Sports betting could soon be legalized in Massachusetts casinos — wagering could extend to local bars, restaurants and clubs

featured image

With legal sports betting likely to become a reality in Massachusetts casinos and mobile gaming applications, Beacon Hill’s long-awaited compromise bill is now awaiting signature by Governor Charlie Baker.

However, the Massachusetts Gaming Commission has also been tasked with exploring the possibility of expanding the scope of betting to smaller businesses as it analyzes the licensing logistics of major operators.

By the end of the year, the commission should submit a report on the installation of sports betting kiosks in local restaurants, bars and nightclubs still reeling from the economic aftermath of the COVID-19 pandemic. This type of business venture could lead to more state revenue for Massachusetts and serve a wider, more casual and less enthusiastic customer base who tend to bet on Boston’s favorite teams depending on the game and venue. Sport says it has the potential to deliver. Betting lobbyist Ryan McCallum.

“The more options people have, the less likely they are to end up on the black market, especially in person,” said McCallum, a spokesman for Fairplay, Massachusetts. “Additionally, some people, who aren’t big gamblers and don’t download apps on their phones, may go to their local bar and bet $20 on the Patriots just to make it more exciting… Some people don’t want to go to the casino — battling the crowds at the casino and trying to find a seat at the sportsbook for the big game.”

McCollum said the logic also applies to out-of-state travelers who are interested in gambling but who don’t have Massachusetts-specific apps downloaded to their phones.

Local establishments may partner with major sports betting operators such as MGM and DraftKings to offer kiosks to their customers.

In a pending investigation, the Massachusetts Gaming Commission will assess the economic impact of gambling kiosks in places strictly regulated for liquor licenses, such as bars and restaurants, and how payments are processed. is. kiosk.

The commission will also examine the problem gambling risks associated with gambling kiosks and their impact on minors.

To address another priority, the commission will develop recommendations to “ensure diversity, fairness and inclusiveness are included in this method of sports betting,” the bill said. has yet to be signed into law by Baker.

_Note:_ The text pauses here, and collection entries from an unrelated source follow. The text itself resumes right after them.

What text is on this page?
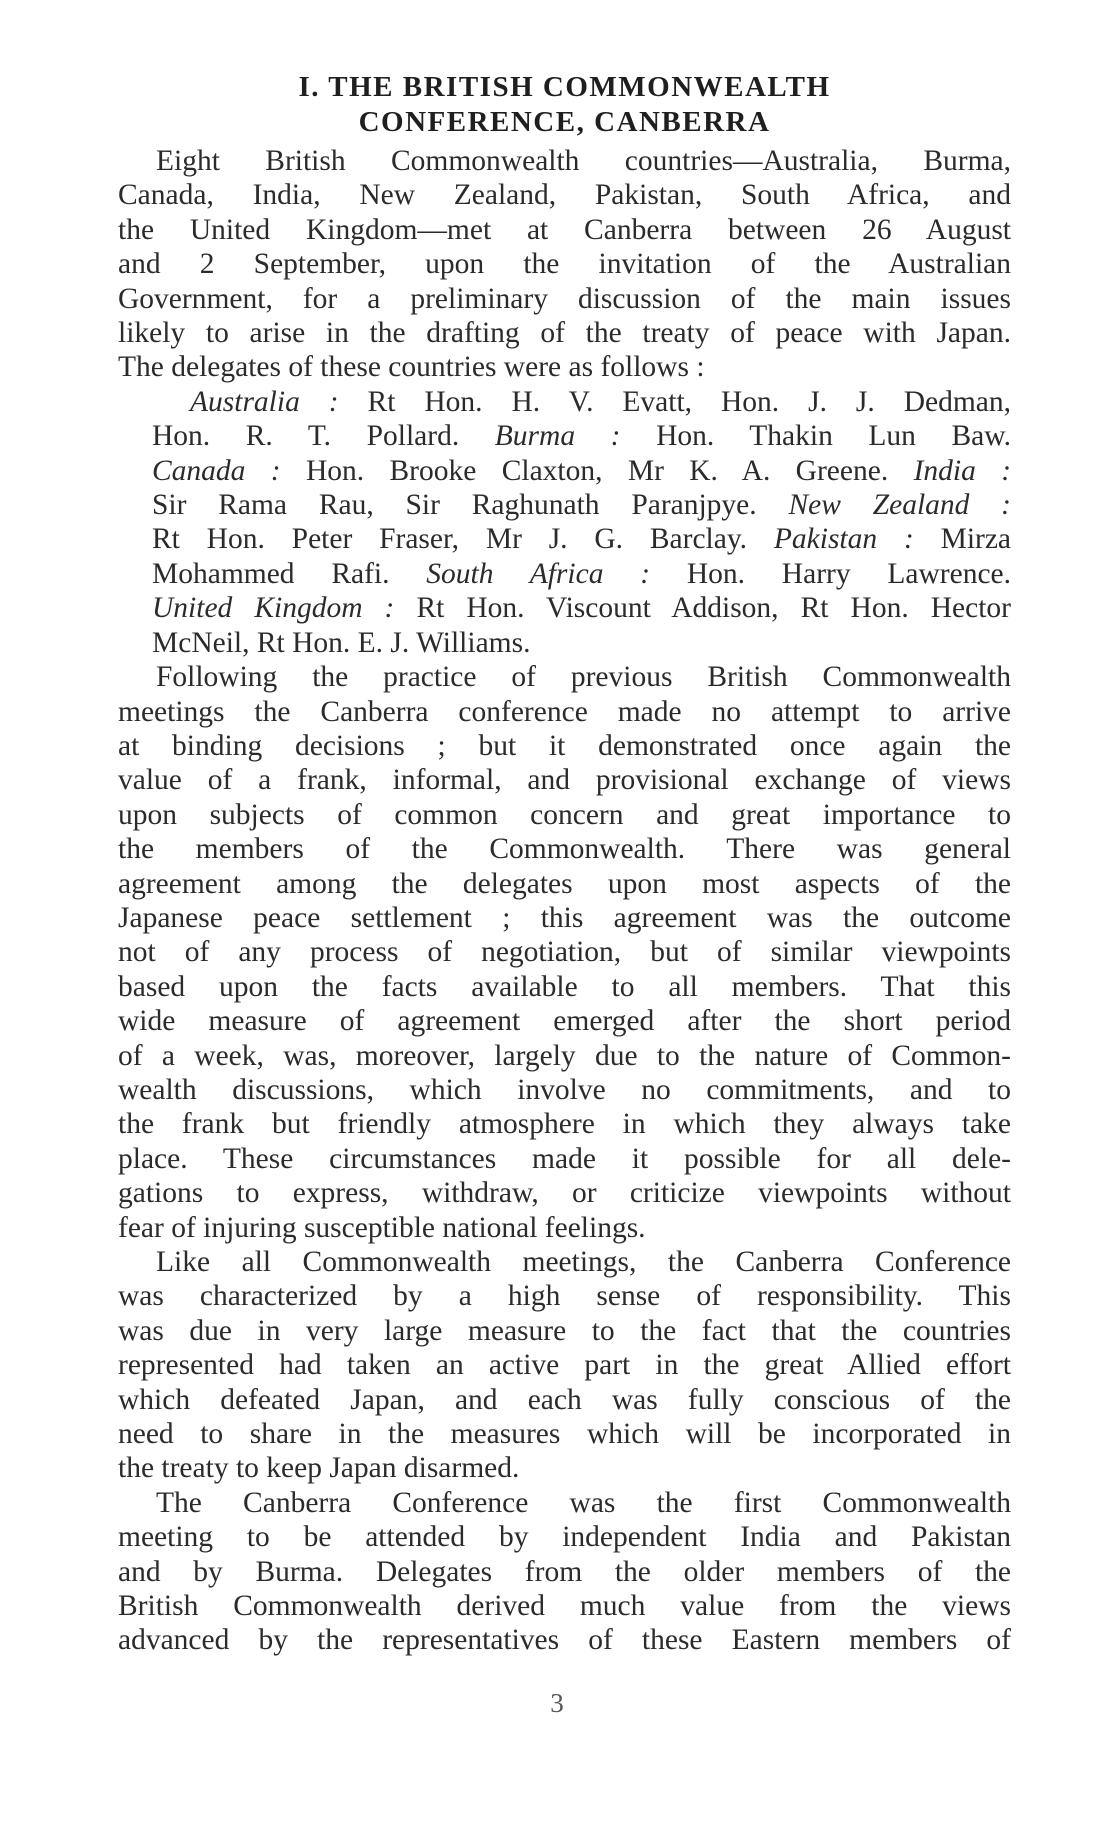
I. THE BRITISH COMMONWEALTH
CONFERENCE, CANBERRA

Eight British Commonwealth countries—Australia, Burma,
Canada, India, New Zealand, Pakistan, South Africa, and
the United Kingdom—met at Canberra between 26 August
and 2 September, upon the invitation of the Australian
Government, for a preliminary discussion of the main issues
likely to arise in the drafting of the treaty of peace with Japan.
The delegates of these countries were as follows :

Australia : Rt Hon. H. V. Evatt, Hon. J. J. Dedman,
Hon. R. T. Pollard. Burma : Hon. Thakin Lun Baw.
Canada : Hon. Brooke Claxton, Mr K. A. Greene. India :
Sir Rama Rau, Sir Raghunath Paranjpye. New Zealand :
Rt Hon. Peter Fraser, Mr J. G. Barclay. Pakistan : Mirza
Mohammed Rafi. South Africa : Hon. Harry Lawrence.
United Kingdom : Rt Hon. Viscount Addison, Rt Hon. Hector
McNeil, Rt Hon. E. J. Williams.

Following the practice of previous British Commonwealth
meetings the Canberra conference made no attempt to arrive
at binding decisions ; but it demonstrated once again the
value of a frank, informal, and provisional exchange of views
upon subjects of common concern and great importance to
the members of the Commonwealth. There was general
agreement among the delegates upon most aspects of the
Japanese peace settlement ; this agreement was the outcome
not of any process of negotiation, but of similar viewpoints
based upon the facts available to all members. That this
wide measure of agreement emerged after the short period
of a week, was, moreover, largely due to the nature of Common-
wealth discussions, which involve no commitments, and to
the frank but friendly atmosphere in which they always take
place. These circumstances made it possible for all dele-
gations to express, withdraw, or criticize viewpoints without
fear of injuring susceptible national feelings.

Like all Commonwealth meetings, the Canberra Conference
was characterized by a high sense of responsibility. This
was due in very large measure to the fact that the countries
represented had taken an active part in the great Allied effort
which defeated Japan, and each was fully conscious of the
need to share in the measures which will be incorporated in
the treaty to keep Japan disarmed.

The Canberra Conference was the first Commonwealth
meeting to be attended by independent India and Pakistan
and by Burma. Delegates from the older members of the
British Commonwealth derived much value from the views
advanced by the representatives of these Eastern members of

3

In addition, the commission seeks to measure “the economic impact of approving this method of sports betting on businesses owned by people of color.”

The survey aims to incorporate a wide range of perspectives, including retailers, convenience stores, restaurants, women and minority-owned businesses, and small business owners.

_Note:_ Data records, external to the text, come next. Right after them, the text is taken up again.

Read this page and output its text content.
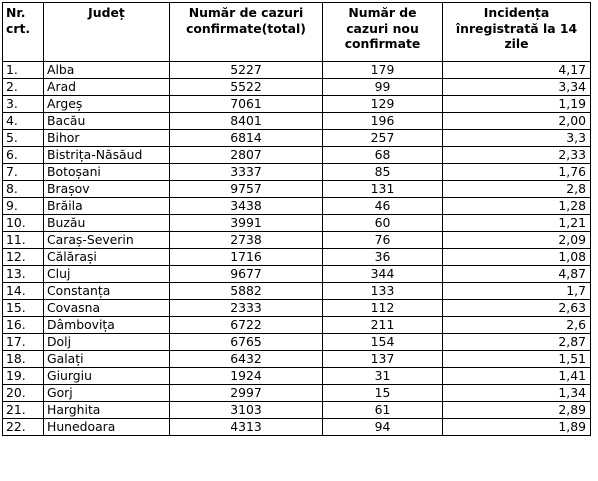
Nr. crt.	Județ	Număr de cazuri confirmate(total)	Număr de cazuri nou confirmate	Incidența înregistrată la 14 zile
1.	Alba	5227	179	4,17
2.	Arad	5522	99	3,34
3.	Argeș	7061	129	1,19
4.	Bacău	8401	196	2,00
5.	Bihor	6814	257	3,3
6.	Bistrița-Năsăud	2807	68	2,33
7.	Botoșani	3337	85	1,76
8.	Brașov	9757	131	2,8
9.	Brăila	3438	46	1,28
10.	Buzău	3991	60	1,21
11.	Caraș-Severin	2738	76	2,09
12.	Călărași	1716	36	1,08
13.	Cluj	9677	344	4,87
14.	Constanța	5882	133	1,7
15.	Covasna	2333	112	2,63
16.	Dâmbovița	6722	211	2,6
17.	Dolj	6765	154	2,87
18.	Galați	6432	137	1,51
19.	Giurgiu	1924	31	1,41
20.	Gorj	2997	15	1,34
21.	Harghita	3103	61	2,89
22.	Hunedoara	4313	94	1,89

Billy Stetson, owner of Chicopee’s Rumble Seat Bar and Grill, said the commission’s research was independent and that small businesses (many of which already have keno machines) will process sports betting. He is cautiously optimistic when it comes to proof of readiness. We are disappointed that small businesses are unable to obtain gambling licenses.

“Why can’t I just go to the casino to place a prop bet on Super Bowl Sunday when there are so many different prop bets?” Stetson said. “Why don’t you put it in my place? I want that opportunity.”

The sports betting kiosk will provide Rumbleseat with “a very small” revenue stream, Stetson conceded. But after weathering the pandemic, it will keep customers engaged and give businesses the jolt they need, he said.

“Everything is better. It will be better for the black market,” Stetson said. “Think of his VFW at Berkshire. The average customer is he’s 70. They’re not going to get in the car and drive an hour to get to the casino. I’m going to call them. They’re going to call the black market.”

Tom Hill, owner of TD’s Sports Pub in Chicopee, said he was frustrated that local establishments were not immediately given the same wagering privileges as casinos. The kiosks could lure customers back to the pub, but customers are instead attracted to his options for gambling galore at MGM Springfield, a 15-minute drive away, Hill said. .

“I don’t know why it wasn’t easy. I don’t know why we weren’t considered in the first place,” Hill said, questioning the need for research.

A study of sports betting kiosks only partially met the demands of about 90 owners of bars, restaurants and private clubs. They sent a letter to Massachusetts senators in January asking them to authorize them to “offer sports betting to our patrons.”

“We cannot afford to lose more customers than we have now and cannot compete fairly without the option to offer direct sports betting for establishments within a certain distance of casinos,” the letter said. “These establishments are already seeing their sales plummet as they compete with casinos that can offer slots, table games, state-sponsored keno and free drinks.”